A ACUSAÇÃO CONTRA A RÉ
– AQUELA CUJOS SUBORDINADOS GOSTAM DE DIZER QUE SÃO O ESTADO
A delegada Vilma Alves está sendo acusada de abuso de autoridade, em representação criminal no Juizado Especial Cível e Criminal Centro 2, em denúncia encabeçada pelo Ministério Público.


O autor da representação criminal é Antônio de Carlos Portela. O caso passou pelas mãos da então procuradora-geral de Justiça Zélia Cardoso, uma vez que a vítima apresentou sua denúncia ao Ministério Público.


Provocada, a procuradora determinou a distribuição do procedimento para "a adoção das medidas que entender cabíveis".


A promotora designada para o caso foi Débora Maria Freitas Said. Ela, por sua vez, formulou denúncia ao judiciário.


Na peça constam termos como "grosseira” e "parcial", para se referir à delegada.


O juízo responsável marcou audiência.


Dos fatos narrados consta a insistência da delegada em mandar intimar o senhor Antônio de Carlos Portela, que chegou até a comparecer à Delegacia da Mulher, ocasião em que a delegada teria se mostrado "extremamente parcial e até mesmo grosseira".


Ora, ocorre que não haveria nenhuma relação afetiva entre o homem em questão e a mulher que o acusava perante a Delegacia da Mulher, mas se trataria sim de um suposto "conflito de vizinhança".


"E como não havia nenhuma relação afetiva do representante com a suposta vítima, requereu junto à Delegacia-Geral que os autos fossem então remetidos à delegacia da área", narra a representação.


Mas há intimações que procuram enquadrar o senhor na Lei Maria da Penha, como que sendo autor de violência doméstica.


ATÉ RIEDEL BATISTA PEDIU EXPLICAÇÕES
"A solicitação foi atendida pela Delegacia Geral e em resposta a ofício do delegado-geral [Riedel Batista], a representada respondeu informando que não estava sendo realizado nenhum procedimento por aquela especializada", continua a denúncia.

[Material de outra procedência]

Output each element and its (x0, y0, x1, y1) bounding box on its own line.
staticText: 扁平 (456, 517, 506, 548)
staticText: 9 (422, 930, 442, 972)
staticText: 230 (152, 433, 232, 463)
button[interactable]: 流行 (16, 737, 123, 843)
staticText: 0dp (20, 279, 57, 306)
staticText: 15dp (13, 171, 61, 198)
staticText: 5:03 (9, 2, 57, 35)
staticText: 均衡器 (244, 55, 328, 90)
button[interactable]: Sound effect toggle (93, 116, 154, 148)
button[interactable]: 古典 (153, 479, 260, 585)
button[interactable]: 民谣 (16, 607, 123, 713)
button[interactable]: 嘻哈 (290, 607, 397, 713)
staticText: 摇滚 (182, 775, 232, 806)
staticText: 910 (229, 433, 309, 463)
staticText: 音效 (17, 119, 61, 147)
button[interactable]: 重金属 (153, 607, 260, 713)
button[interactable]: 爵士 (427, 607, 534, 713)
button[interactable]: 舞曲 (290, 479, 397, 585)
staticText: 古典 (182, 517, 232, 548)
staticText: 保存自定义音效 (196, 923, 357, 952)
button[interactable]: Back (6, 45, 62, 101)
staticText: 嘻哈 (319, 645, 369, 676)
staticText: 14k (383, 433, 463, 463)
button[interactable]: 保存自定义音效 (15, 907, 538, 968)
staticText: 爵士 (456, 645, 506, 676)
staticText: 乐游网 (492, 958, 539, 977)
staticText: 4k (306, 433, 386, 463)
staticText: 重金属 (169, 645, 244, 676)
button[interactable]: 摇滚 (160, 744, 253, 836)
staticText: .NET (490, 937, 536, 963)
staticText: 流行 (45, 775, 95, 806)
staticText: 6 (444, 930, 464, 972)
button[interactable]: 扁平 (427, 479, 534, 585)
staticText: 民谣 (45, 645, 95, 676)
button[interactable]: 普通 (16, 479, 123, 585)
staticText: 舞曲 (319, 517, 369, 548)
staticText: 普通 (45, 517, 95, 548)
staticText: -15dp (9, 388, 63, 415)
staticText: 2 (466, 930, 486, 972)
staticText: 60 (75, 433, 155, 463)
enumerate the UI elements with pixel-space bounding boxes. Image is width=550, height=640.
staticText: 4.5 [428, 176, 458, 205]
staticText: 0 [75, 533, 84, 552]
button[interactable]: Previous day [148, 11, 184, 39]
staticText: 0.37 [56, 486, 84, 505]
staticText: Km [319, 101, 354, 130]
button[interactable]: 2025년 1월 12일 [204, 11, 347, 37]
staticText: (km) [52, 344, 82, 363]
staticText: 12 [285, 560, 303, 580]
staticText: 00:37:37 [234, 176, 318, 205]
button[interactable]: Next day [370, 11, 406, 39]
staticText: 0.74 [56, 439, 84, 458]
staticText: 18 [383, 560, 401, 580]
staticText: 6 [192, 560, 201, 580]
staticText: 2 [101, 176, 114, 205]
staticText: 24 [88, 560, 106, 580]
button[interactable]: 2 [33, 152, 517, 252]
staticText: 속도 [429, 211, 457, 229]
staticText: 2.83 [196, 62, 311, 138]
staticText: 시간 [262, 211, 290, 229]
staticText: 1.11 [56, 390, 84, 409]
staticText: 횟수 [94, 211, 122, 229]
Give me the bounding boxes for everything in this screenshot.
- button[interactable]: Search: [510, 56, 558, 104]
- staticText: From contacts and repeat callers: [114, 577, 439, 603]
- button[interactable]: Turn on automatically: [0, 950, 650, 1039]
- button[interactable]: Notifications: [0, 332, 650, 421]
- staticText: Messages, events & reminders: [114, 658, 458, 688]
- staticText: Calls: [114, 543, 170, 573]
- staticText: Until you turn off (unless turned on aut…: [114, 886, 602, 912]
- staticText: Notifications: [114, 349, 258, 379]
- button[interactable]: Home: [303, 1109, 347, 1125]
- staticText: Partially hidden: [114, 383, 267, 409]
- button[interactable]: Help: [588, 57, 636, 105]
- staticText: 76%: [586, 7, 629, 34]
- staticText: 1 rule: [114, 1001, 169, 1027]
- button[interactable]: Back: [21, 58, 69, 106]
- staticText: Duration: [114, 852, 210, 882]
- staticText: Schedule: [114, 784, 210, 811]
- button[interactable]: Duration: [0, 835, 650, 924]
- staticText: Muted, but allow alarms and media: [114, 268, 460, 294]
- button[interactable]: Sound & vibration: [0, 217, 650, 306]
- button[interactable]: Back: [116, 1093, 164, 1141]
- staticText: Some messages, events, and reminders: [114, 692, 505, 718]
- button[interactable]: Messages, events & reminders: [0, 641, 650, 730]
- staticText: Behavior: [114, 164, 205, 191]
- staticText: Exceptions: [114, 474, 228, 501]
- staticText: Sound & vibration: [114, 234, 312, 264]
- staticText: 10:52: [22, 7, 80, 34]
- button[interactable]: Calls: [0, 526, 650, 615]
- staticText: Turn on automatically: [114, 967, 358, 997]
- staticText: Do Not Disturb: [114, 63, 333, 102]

Mas ocorre que estava, com expedição de mandados mesmo depois daquela audiência na qual a delegada teria sido "grosseira".


O teor da denúncia sugere que Vilma Alves não teria sido verdadeira ao seu superior, já que não informou o que ocorreu e o que estava ocorrendo no âmbito da delegacia que comanda.


UMA GRÁVIDA FOI ATORMENTADA
A situação chegou ao ponto da delegada enviar carros de polícia para a casa do ‘investigado'. As investidas de Vilma Alves atormentaram até a mulher do senhor Antônio de Carlos Portela, que estaria grávida.


"(...) A conduta da delegada causou ao representante sérios transtornos a ele e a seus familiares, tendo em vista que neste período a esposa dele estava gestante, necessitando de uma vida tranquila que foi abalada pela constante exposição na porta de sua residência da viatura da delegacia para entrega de intimação", traz a peça apresentada pelo Ministério Público ao juízo responsável.


O caso também foi denunciado à corregedoria de polícia.